I have a table layed out as follows with about 78,000,000 rows...
id INT (Primary Key)
loc VARCHAR (Indexed)
date VARCHAR (Indexed)
time VARCHAR
ip VARCHAR
lookup VARCHAR
Here is an example of a query I have.
SELECT lookup, date, time, count(lookup) as count FROM dnstable
WHERE STR_TO_DATE(`date`, '%d-%b-%Y') >= '$date1' AND STR_TO_DATE(`date`, '%d-%b-%Y') <= '$date2' AND
time >= '$hour1%' AND time <= '$hour2%' AND
`loc` LIKE '%$prov%' AND
lookup REGEXP 'ca|com|org|net' AND
lookup NOT LIKE '%.arpa' AND
lookup NOT LIKE '%domain.ca' AND
ip NOT LIKE '192.168.2.1' AND
ip NOT LIKE '192.168.2.2' AND
ip NOT LIKE '192.168.2.3'
GROUP BY lookup
ORDER BY count DESC
LIMIT 100
I have my mysql server configured like a few high useage examples I found. The hardware is good, 4 cores, 8 gig rams.
This query takes about 180 seconds... Does anyone have some tips on making this more efficent?
There are a lot of things wrong here. A LOT of things. I would look to the other answers for query options (you use a lot of LIKES, NOT LIKES, and functions....and you're doing them on unkeyed columns...). If I were in your case, I'd redesign my entire database. It looks as though you're using this to store DNS entries - host names to IP addresses.

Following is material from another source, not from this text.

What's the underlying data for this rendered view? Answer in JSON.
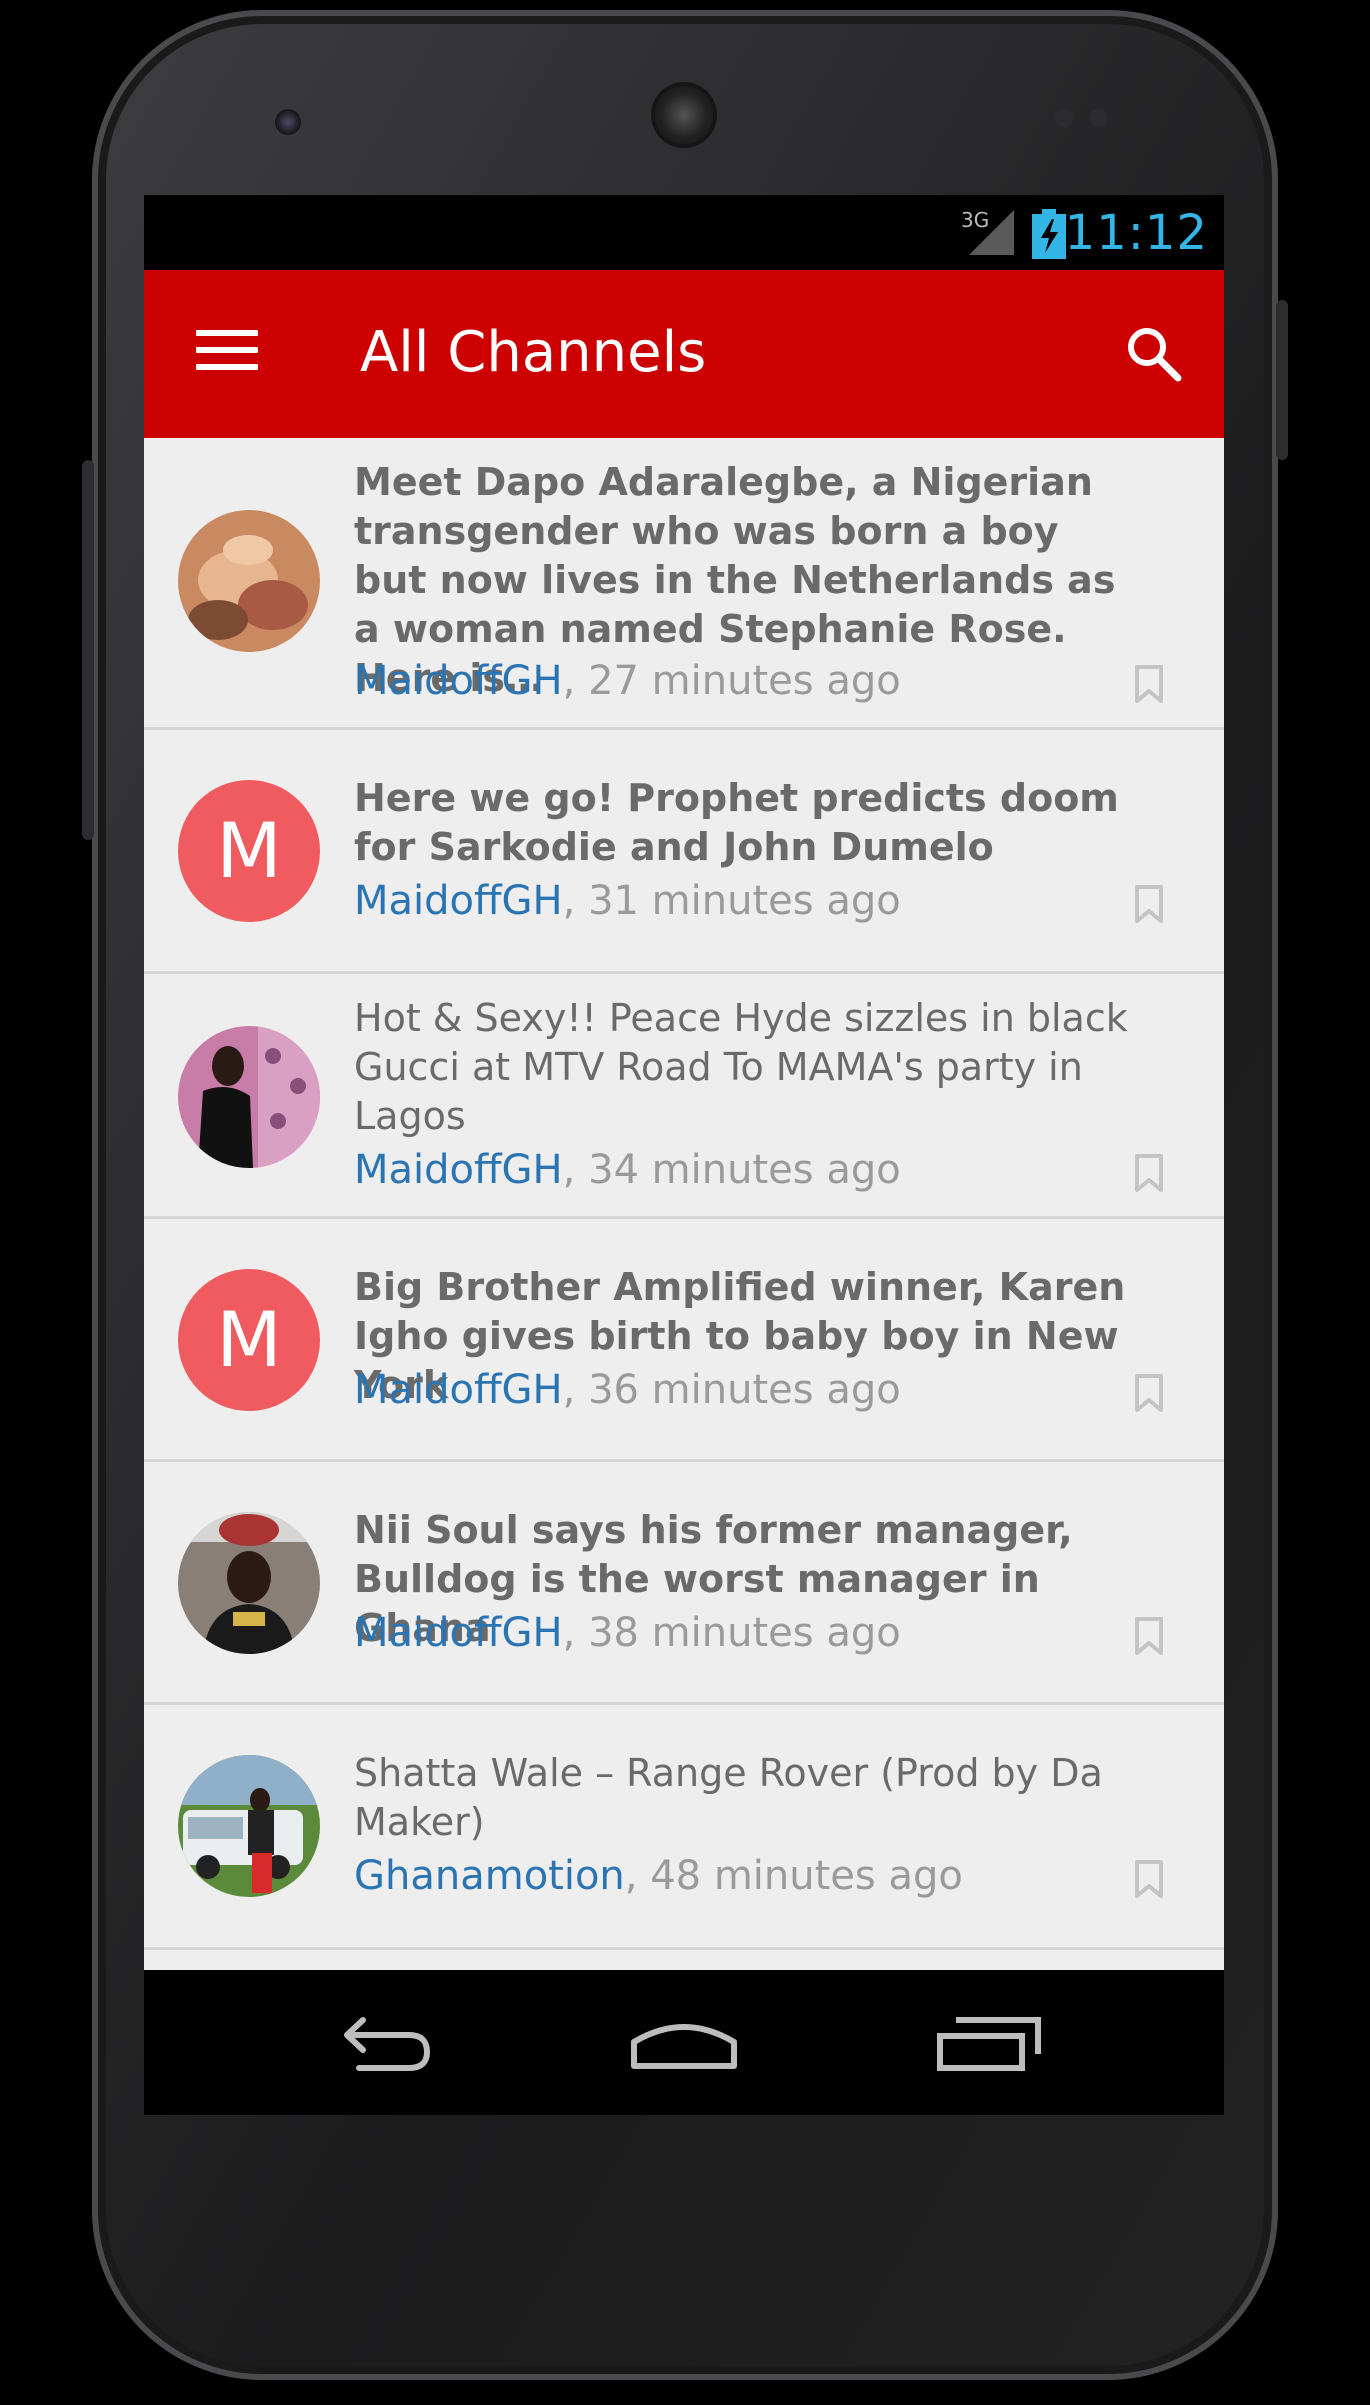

You may not have the option to redesign your database - maybe it's a customer database or something that you don't have control over. Maybe they have a lot of applications which depend on the current database design. However, if you can refactor your database, I would strongly suggest it.
Here's a basic rundown of what I'd do:
Store the TLDs (top-level-domains) in a separate column as an ENUM. Make it an index, so it's easily searchable, instead of trying to regex .com, .arpa, etc. TLDs are limited anyway, and they don't change often, so this is a great candidate for an ENUM.

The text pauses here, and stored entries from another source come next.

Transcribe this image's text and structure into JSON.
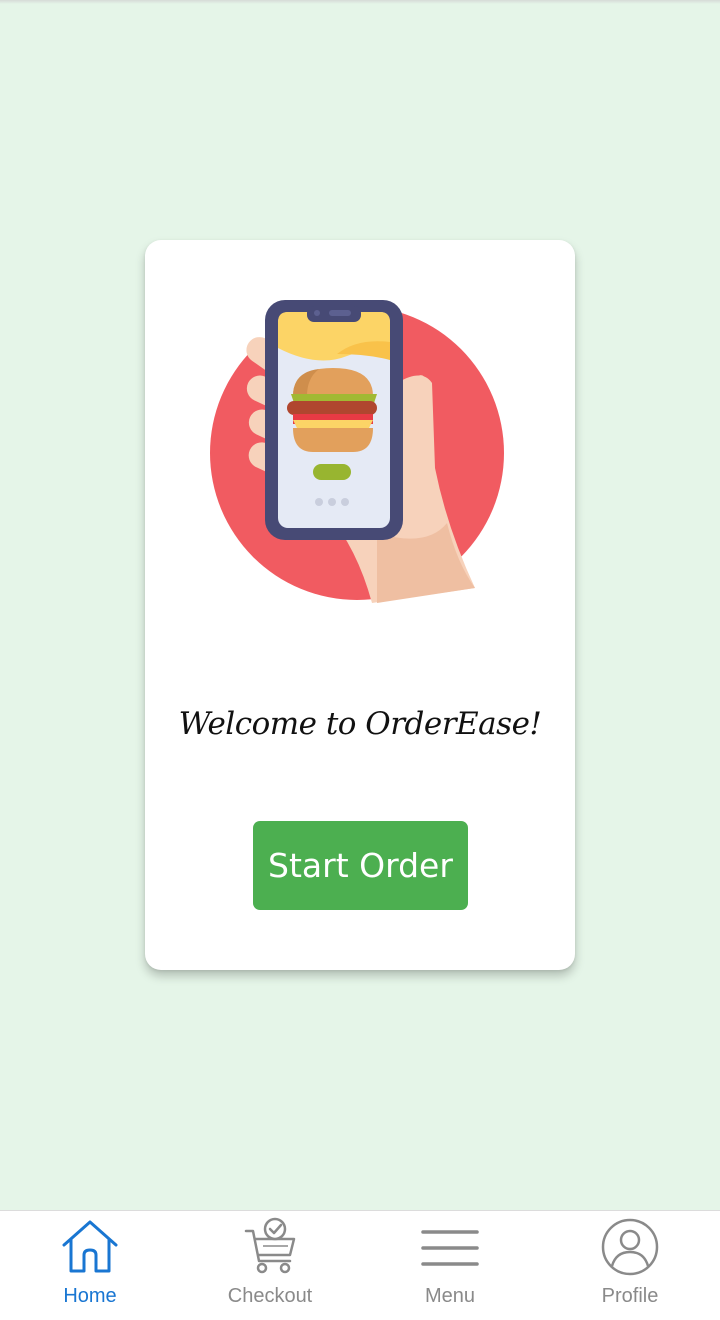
{
  "welcome": {
    "title": "Welcome to OrderEase!",
    "button_label": "Start Order",
    "illustration_icon": "phone-burger-order-icon"
  },
  "nav": {
    "active_color": "#1976d2",
    "inactive_color": "#8a8a8a",
    "items": [
      {
        "label": "Home",
        "icon": "home-icon",
        "active": true
      },
      {
        "label": "Checkout",
        "icon": "cart-check-icon",
        "active": false
      },
      {
        "label": "Menu",
        "icon": "menu-icon",
        "active": false
      },
      {
        "label": "Profile",
        "icon": "profile-icon",
        "active": false
      }
    ]
  },
  "colors": {
    "background": "#e5f5e8",
    "button": "#4caf50",
    "card": "#ffffff"
  }
}
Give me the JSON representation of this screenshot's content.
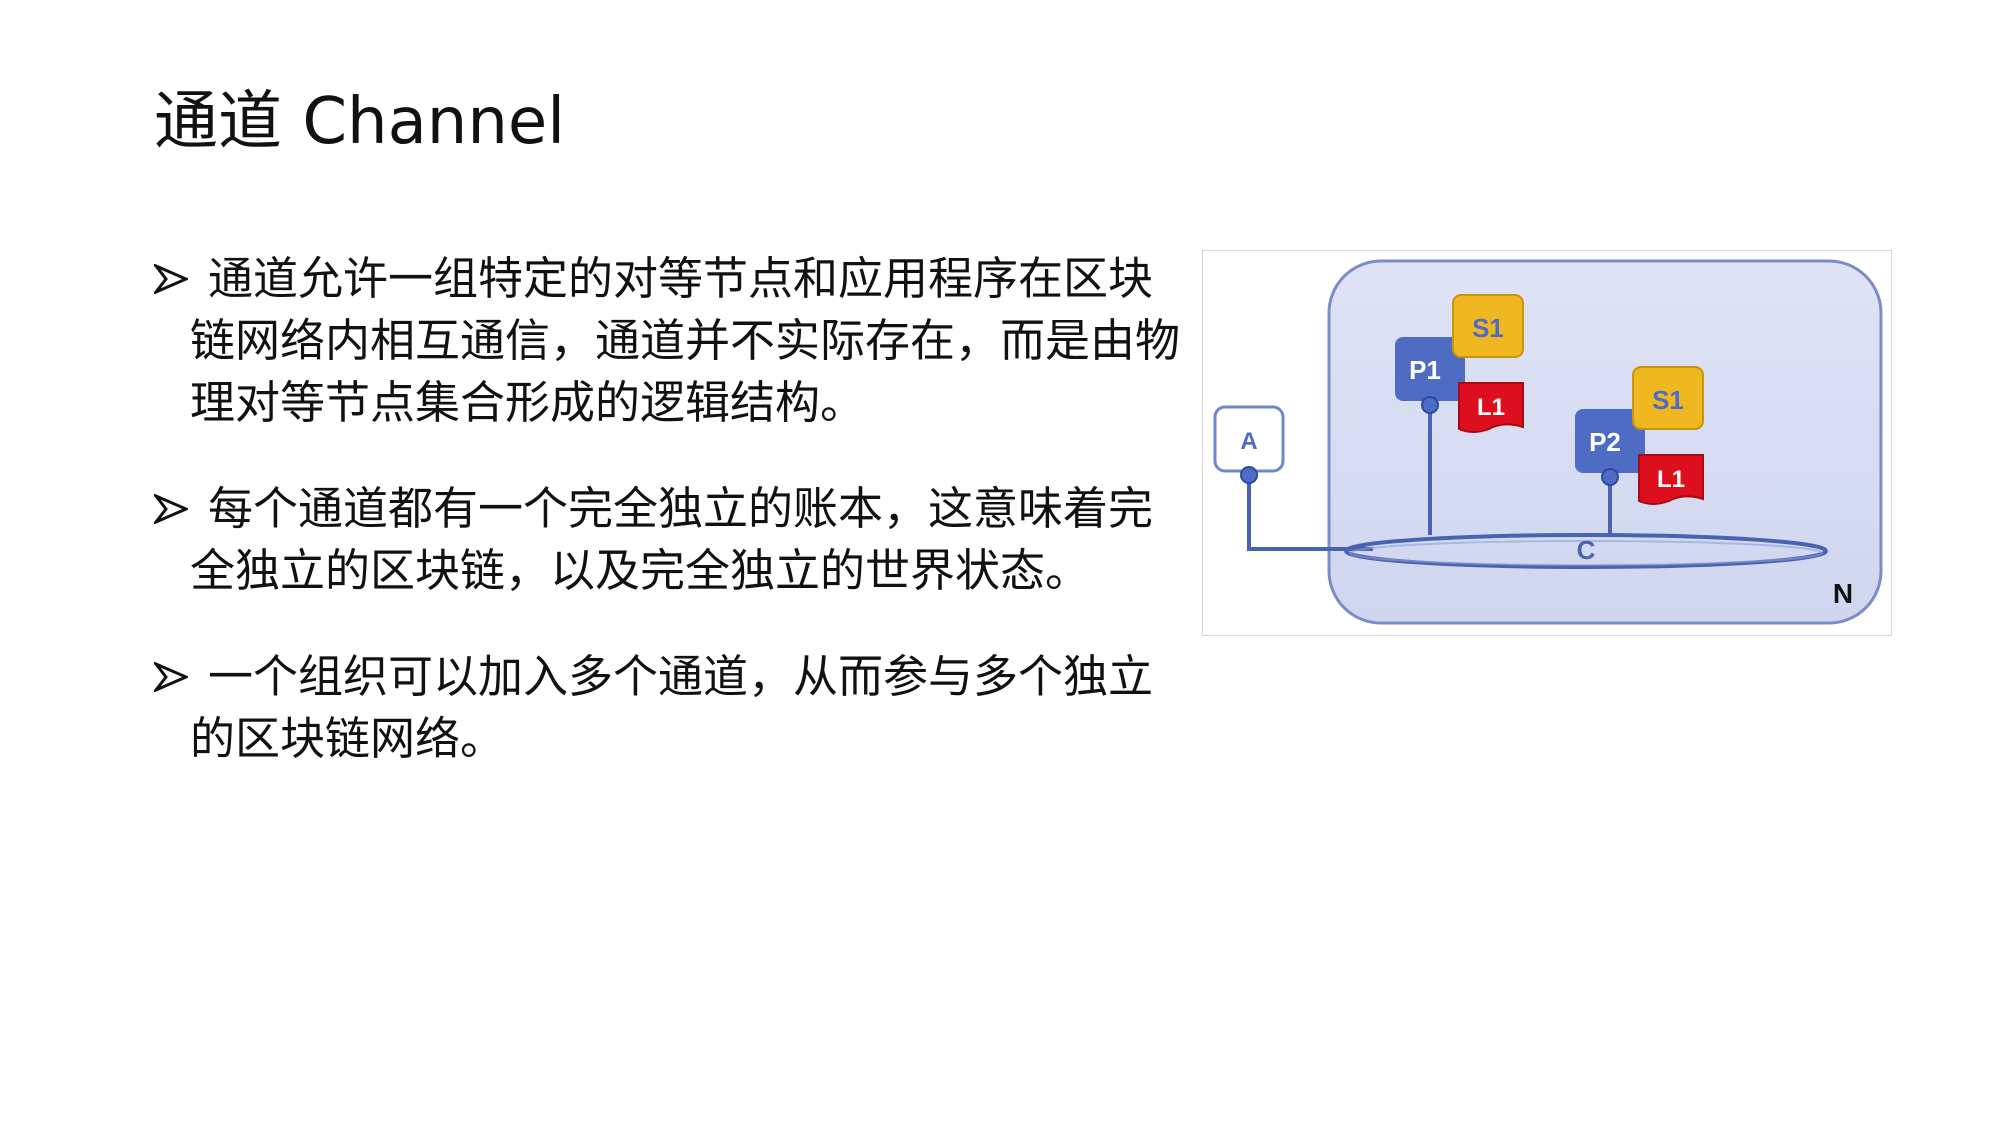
{
  "slide": {
    "title": "通道 Channel",
    "bullets": [
      {
        "text": "通道允许一组特定的对等节点和应用程序在区块链网络内相互通信，通道并不实际存在，而是由物理对等节点集合形成的逻辑结构。"
      },
      {
        "text": "每个通道都有一个完全独立的账本，这意味着完全独立的区块链，以及完全独立的世界状态。"
      },
      {
        "text": "一个组织可以加入多个通道，从而参与多个独立的区块链网络。"
      }
    ]
  },
  "diagram": {
    "application_label": "A",
    "peer1_label": "P1",
    "peer2_label": "P2",
    "smart_contract1_label": "S1",
    "smart_contract2_label": "S1",
    "ledger1_label": "L1",
    "ledger2_label": "L1",
    "channel_label": "C",
    "network_label": "N",
    "colors": {
      "network_fill": "#d9def2",
      "network_stroke": "#7b8cc8",
      "peer": "#4f6cc4",
      "contract": "#f0b820",
      "ledger": "#dd0f1e",
      "line": "#4a63b0"
    }
  }
}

Store the domain without the TLD in a regular column and a reversed column. You could index both columns, but depending on your searches, you may only need to index the reverse column. Basically, having a reverse column allows you to search for all hosts in one domain (ex. google) without having to do a fulltext search each time. MySQL can do a key search on the string "elgoog" in the reverse column. Because DNS is a hierarchy, this fits perfectly.
Change the date and time columns from VARCHAR to DATE and TIME, respectively. This one's an obvious change. No more str_to_time, str_to_date, etc. Absolutely no point in doing that.

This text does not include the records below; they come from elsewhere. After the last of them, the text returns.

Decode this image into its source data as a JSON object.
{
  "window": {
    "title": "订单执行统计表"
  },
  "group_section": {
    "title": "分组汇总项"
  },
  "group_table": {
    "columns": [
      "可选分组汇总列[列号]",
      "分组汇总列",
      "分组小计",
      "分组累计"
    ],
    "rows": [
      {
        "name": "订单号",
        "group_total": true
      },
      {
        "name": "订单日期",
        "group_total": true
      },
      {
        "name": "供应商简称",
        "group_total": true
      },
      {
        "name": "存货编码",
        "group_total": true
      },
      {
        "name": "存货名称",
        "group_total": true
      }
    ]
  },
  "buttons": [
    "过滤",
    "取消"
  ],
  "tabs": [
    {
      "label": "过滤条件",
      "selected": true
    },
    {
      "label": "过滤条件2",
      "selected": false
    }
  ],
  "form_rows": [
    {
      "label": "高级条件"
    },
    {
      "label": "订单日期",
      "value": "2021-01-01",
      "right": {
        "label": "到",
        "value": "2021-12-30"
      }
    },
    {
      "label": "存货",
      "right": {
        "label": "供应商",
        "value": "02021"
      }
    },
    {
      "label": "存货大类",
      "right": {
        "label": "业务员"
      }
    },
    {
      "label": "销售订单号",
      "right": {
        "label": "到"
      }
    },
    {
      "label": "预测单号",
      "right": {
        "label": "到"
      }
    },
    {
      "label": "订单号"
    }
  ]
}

Store the IP addresses differently. There's no reason to use a VARCHAR here - it's inefficient and doesn't make sense. Instead, use four separate columns for each octet (this is safe because all IPv4 addresses have four octets, no more, no less) as unsigned TINYINT values. This will give you 0-255, the range you need. (Each IP octet is actually 8 bits, anyway.) This should make searches much faster, especially if you key the columns.
ex: select * from table where octet1 != 10; (this would filter out all 10.0.0.0/8 private IP space)
The basic problem here is that your database design is flawed - and your query is using columns that aren't indexed, and your queries are inefficient.
If you're stuck with the current design....I'm not sure if I can really help you. I'm sorry.
I bet the really big problem here are the STR_TO_DATE functions.
If possible then try date column to really have a DATE datatype. (DATE, DATETIME, TIMESTAMP)
Having this new or altered column (with date datatype) indexed would speed up the selection over that column significant. You have to avoid the date parsing which currently lacked by wrong datatype for column 'date'. This parsing/converting avoids MySQL from using the index on the 'date' column.
Conclusion: Make 'date' column having a Date datatype, have this column indexed and do not use STR_TO_DATE in your statement.
I insinuate that these local ip addresses are not very selective when used with negation, right? (This depends on the typical data in the table.)
Since ip-column is not indexed, selections on that column always result in full table scan. When unequal (<>) selection on ip is very selective then consider putting an index on it and change statement to not use 'like' but <> instead. But I do not think that unequal-selection on ip is very selective.
Conclusion: I do not think you can win anything significant here.
The problem is that a LIKE will mean full table traversal! Which is why you are seeing this.
First thing I would suggest is get rid of LIKE '192.168.2.1' since really that is the same as ='192.168.2.1'
Also the fact that you set the LIMIT 100 at the end means that the query will run against all the records then select only the first 100 -- how about instead you do a SELECT which only involves all the other operations but not LIKE and limit this one and then have a second SELECT which uses LIKE?
Some Tips
Use != instead of NOT LIKE
Avoid REGEXP in mysql query
Avoid STR_TO_DATE(date, '%d-%b-%Y') >= '$date1' try passing the MySQL formatted date to query rather converting them with STR_TO_DATE
lookup should be indexed if you have to use group by on it.
Try caching the query results(if possible).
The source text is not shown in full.